Une stratégie navale, pour la France et l'Europe
Fin de la guerre froide, fin du siècle. Le troisième millénaire s’ouvre sur un constat quelque peu insolite : la réflexion stratégique, se renouvelant, doit emprunter des chemins peu familiers, presque inconnus : la France ne connaît plus d’ennemi désigné, mais la paix reste fragile et le besoin de sécurité élevé. L’apparition de nouveaux risques, crises et conflits localisés, incluant des formes de terrorisme, modifie profondément le cadre d’action des opérations et leur concept ; pour les forces navales, le centre de gravité des zones d’affrontement s’est déplacé de la haute mer vers les espaces maritimes continentaux.

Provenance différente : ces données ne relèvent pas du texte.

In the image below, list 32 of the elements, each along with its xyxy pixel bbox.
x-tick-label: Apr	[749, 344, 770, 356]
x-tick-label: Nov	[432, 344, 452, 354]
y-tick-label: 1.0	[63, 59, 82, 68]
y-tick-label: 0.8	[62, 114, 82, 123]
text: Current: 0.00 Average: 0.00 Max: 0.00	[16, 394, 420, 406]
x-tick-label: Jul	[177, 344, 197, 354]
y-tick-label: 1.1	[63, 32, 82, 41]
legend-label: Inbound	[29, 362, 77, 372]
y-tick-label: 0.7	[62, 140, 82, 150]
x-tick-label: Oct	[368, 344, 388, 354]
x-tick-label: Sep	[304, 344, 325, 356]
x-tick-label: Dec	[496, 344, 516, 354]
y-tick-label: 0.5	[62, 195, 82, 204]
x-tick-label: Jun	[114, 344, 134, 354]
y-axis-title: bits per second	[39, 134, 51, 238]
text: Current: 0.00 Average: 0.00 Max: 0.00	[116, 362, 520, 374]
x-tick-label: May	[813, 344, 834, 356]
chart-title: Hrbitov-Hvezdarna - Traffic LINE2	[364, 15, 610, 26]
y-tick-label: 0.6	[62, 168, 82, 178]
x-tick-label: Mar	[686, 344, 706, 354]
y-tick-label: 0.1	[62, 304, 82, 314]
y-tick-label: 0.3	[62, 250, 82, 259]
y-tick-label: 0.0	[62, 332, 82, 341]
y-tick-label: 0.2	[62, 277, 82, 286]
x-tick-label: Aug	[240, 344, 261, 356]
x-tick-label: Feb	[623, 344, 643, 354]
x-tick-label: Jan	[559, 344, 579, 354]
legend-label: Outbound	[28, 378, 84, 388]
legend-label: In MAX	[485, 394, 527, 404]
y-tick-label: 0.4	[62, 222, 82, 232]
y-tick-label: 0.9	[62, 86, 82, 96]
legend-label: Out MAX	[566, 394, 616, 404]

Les interventions sont, par ailleurs, menées le plus souvent en interarmées et au sein d’une alliance ou d’une coalition internationale de circonstance, et les prises de décision sont devenues plus complexes et multiformes.
Dans ce tournant, il semble aussi que la mer soit désormais omniprésente. Espace de circulation des richesses, des influences et des cultures, espace de manœuvres stratégiques, espace de liberté fragile, mais qui permet d’agir contre la terre, frontière naturelle, réservoir de ressources, les océans sont toujours cette immensité ouverte et fluide qui relie et alimente les cinq continents. Le processus de mondialisation des échanges, qui se développe selon les principes de fonctionnement en réseaux, propres à ceux du monde maritime, renforce encore ce phénomène de « maritimisation » de la planète et influe grandement sur les relations internationales. Ainsi, peu à peu, la distinction entre la mer et la terre s’estompe.
Dans la grande réévaluation géopolitique conduite depuis la fin de l’affrontement bipolaire, la dimension maritime des enjeux semble donc sensiblement confortée. Au sein des nations européennes, la France a voulu mettre en avant la reconnaissance de cet aspect du nouvel ordre stratégique hérité de la guerre froide. Celui-ci impose, en effet, à l’Europe de prendre en compte son exceptionnelle ouverture vers la mer lui permettant d’affirmer une présence, de préserver ses intérêts et de déployer, sans entrave, rapidement et dans la durée, des forces capables de concourir à la préservation de ses intérêts communs de sécurité. La voie a été ouverte à la reconfiguration de nos concepts stratégiques, de nos politiques globales et de nos institutions. Une réforme profonde de l’organisation de nos forces et de leur mode d’intervention a été engagée, afin de faire face, dans les meilleures conditions, aux nouveaux défis qui se dessinent aujourd’hui et pour le futur. Le Livre blanc sur la Défense de 1994, la décision de professionnalisation complète de nos forces armées, la loi de programmation militaire (1997-2002), le projet de la prochaine loi de programmation militaire (2003-2008) consécutive à la définition du modèle d’armées 2015, tout comme les avancées dans la construction de l’Europe de la défense, en constituent les éléments les plus marquants.